In an interview with TSL, Ceccarelli asserted that excluding the graduate schools from the Initiative’s demand “[would prevent] all of those students from also learning the skillset that they can use to add to solutions for climate change.”

For students in postbaccalaureate programs (such as the premed programs at Scripps College and Keck Graduate Institute), another class in an already intensive schedule could delay program completion. For undergraduates, more general education requirements would restrict options in selecting classes. 

“And maybe they wouldn’t understand how sustainability incorporates itself into all the other material that they’re learning. They might be like, ‘Okay, this is cool and everything, but how do I actually apply it to my discipline?’” Ceccarelli said in the interview.

Mandating a sustainability course specifically related to the field of a student’s degree or certificate would certainly mitigate the issue Ceccarelli described. “I do think that having a class that’s solely dedicated to sustainability would be amazing,” he said. “But … since sustainability is inherently interdisciplinary, how would it really be talked about in that one class?”

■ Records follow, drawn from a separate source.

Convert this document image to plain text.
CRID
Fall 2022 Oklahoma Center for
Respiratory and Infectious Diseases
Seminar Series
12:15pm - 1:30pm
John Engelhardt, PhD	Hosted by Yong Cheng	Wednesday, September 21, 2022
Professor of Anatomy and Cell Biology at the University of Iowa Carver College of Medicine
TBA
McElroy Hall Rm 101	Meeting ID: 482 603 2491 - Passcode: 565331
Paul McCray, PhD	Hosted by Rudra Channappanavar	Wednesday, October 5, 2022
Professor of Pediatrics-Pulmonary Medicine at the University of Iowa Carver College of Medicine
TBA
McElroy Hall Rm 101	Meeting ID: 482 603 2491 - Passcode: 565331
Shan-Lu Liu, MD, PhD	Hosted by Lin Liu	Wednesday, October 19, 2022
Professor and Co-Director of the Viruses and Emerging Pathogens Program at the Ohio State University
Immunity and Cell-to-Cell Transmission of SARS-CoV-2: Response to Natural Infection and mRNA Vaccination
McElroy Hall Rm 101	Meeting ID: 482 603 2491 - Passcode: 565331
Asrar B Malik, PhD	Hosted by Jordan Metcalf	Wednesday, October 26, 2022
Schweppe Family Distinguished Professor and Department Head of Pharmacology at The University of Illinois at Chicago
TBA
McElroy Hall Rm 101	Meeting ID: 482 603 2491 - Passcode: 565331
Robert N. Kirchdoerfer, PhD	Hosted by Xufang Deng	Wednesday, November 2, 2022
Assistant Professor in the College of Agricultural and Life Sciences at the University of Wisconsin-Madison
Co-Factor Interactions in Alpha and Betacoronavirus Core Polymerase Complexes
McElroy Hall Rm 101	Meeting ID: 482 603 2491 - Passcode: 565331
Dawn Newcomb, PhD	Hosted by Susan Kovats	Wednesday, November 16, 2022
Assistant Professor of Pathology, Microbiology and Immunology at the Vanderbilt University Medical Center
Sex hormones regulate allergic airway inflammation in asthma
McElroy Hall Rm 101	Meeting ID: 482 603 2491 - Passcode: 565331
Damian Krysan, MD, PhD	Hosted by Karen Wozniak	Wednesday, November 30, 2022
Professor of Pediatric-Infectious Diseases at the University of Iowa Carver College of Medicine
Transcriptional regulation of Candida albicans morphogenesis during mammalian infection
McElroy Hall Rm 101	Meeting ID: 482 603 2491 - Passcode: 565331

Weaving sustainability throughout the curricula would give students opportunities to learn about and consistently practice sustainability in a broader variety of ways, which they can apply to their careers and personal lives. A single course cannot encapsulate the numerous applications of sustainability in detail; multiple courses over the span of a student’s academic journey can. The latter type of education also embodies the spirit of sustainability as an ongoing effort — not just a one-time affair. 

Skeptics may contend that it isn’t feasible to implement the petition’s proposal in disciplines such as the arts, languages, certain social sciences and nonbiological STEM subjects. I don’t know how exactly every class would promote sustainability — that’s for the curriculum board of the 7Cs and the faculty of each academic department to untangle — but I have several ideas.

Math classes can incorporate real-life scenarios involving sustainability in problem sets. Foreign language classes can teach students how to discuss sustainability practices and environmental issues happening in countries where the language is widely spoken. Music ensembles can perform works inspired by the fight for a more sustainable world, just as the Claremont Concert Choir did in a Nov. 4 performance.

Music history courses can examine how historical practices and the environment influenced the changing construction of musical instruments over time, and how this in turn impacted the environment and musical works of the era. Psychology classes can cover the psychology of sustainable behavior. These are just some ways sustainability can be integrated.

The environment plays a role, no matter how tangential, in every aspect of our lives. With an impending climate catastrophe in the years to come, everyone must act against it. In order for everyone to contribute, solutions to the climate crisis must come from all fields, all areas of society. By infusing sustainability into their curricula, the 7Cs can lead the way in empowering students to collectively create a wide range of sustainable solutions and protect life on Earth.

Luciénne Reyes PZ ’24 is from Los Angeles, California. She credits an interview she conducted with Peter Dien CM ’25 for a past TSL article as having inspired her fall break adventures.